In Oakeshott’s opinion, Rudd and Abbott became the ‘merchants of doubt’ and turned what should have been genuine debates on issues into a values war. Words that clearly resonated with the ‘frame’ of the more conservative voter, such as ’trust’, ‘truth’, ‘honesty’, were used against the female Prime Minister. For example, statements such as ‘She can’t control the parliament’; ‘She doesn’t have the numbers’; ‘She can’t be trusted’, were assiduously circulated. These statements effectively denied the existence of parliament to make decisions and regulate its own decisions and behaviour, and shifted the blame to Julia Gillard.

His next observation was the unrelenting criticism and negativity from the then Opposition Leader, Tony Abbott, whose own vested interest was to destabilise the government and force an election. When he stood in front of signs saying ‘Ditch the Witch’ and ‘Bob Brown’s Bitch’ he effectively legitimised an extreme right wing fringe and gave them a voice into the mainstream of politics and media. Was this coincidence or coordinated? Oakeshott believes this was a deliberate strategy to set a certain tone. It signalled it was acceptable to use insulting language and question a woman’s capability in derogatory terms. Oakeshott also pointed to Abbott’s statement that the Government was ‘dying of shame’, a repetition of the ugly expression Alan Jones (an opinionated shock jock) had previously used of Gillard’s father. Oakeshott believes the evidence trail suggested it was a coordinated strategy to set a particular tone that unlocked a lot of ugliness with no better reason than Tony Abbott’s personal gain.

Eighteen months down the track, this ‘lunatic fringe’ appears not only to be far more vocal, but also far more illogical. No longer are ‘facts’ and ‘values’ separate things, but have become inseparable and intertwined. ‘Facts’ are often seen through a lens that is much more about the ‘values’ that people adhere to generally. Issues such as refugees, the environment, Islam and climate change have become rusted onto discrete political positions rather than being debated on their merits. It would seem that Rob Oakeshott was right about a tone being set by political leaders which legitimised anyone with an opinion to claim it as a fact, and which delineated certain issues as having only two positions that were not only designated as either ‘left’ and ‘right’, but also decreed that ‘left’ and ‘right’ would be sworn enemies deaf to the other’s opinion.

In an era when even journalists neglect to check facts before writing a story, how is this disregard for science, information and truth to be dealt with?

Social science has been saying for some time that people will mostly act more on their beliefs, even if presented with a set of irrefutable and provable facts.

And when the leaders that you should be able to trust lie and deceive for their own personal or political purposes, is it any wonder that many find it easier to simply ignore objective facts if they go against their own personal belief system? Or if those facts are not endorsed by someone you trust?

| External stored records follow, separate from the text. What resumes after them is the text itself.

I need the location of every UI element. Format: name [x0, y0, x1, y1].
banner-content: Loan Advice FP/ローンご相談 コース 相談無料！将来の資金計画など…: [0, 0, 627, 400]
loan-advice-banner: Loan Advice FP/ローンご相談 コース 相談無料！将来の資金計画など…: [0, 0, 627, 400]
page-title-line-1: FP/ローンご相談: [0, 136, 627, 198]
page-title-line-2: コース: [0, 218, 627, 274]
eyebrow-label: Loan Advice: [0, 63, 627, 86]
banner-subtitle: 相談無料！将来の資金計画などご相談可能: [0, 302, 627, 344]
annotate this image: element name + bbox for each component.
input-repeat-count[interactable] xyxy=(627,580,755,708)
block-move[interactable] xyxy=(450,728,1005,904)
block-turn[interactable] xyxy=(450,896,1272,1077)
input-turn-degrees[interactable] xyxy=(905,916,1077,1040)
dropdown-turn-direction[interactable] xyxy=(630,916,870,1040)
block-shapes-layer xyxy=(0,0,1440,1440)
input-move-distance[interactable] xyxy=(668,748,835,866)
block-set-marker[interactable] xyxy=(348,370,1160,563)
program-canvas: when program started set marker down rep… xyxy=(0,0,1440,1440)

It would seem that facts don't matter that much anymore. But your politics does. Rob Oakeshott’s comments suggest that political allegiance can affect what people believe. When an ALP minority government held power in Australia then conservatives saw it and the female PM as incompetent, chaotic and bad for the economy. Now a conservative government is in power, more progressive ALP and Green types see it and the male PM as incompetent, chaotic and bad for the economy.

I will go out on a limb here and say that the facts about the current party suggest that not only its economic competence is somewhat lacking, but it is generally in disarray. But as a feminist and social scientist, I would say this, wouldn’t I?

Politics really has ruined things for so much — including the truth.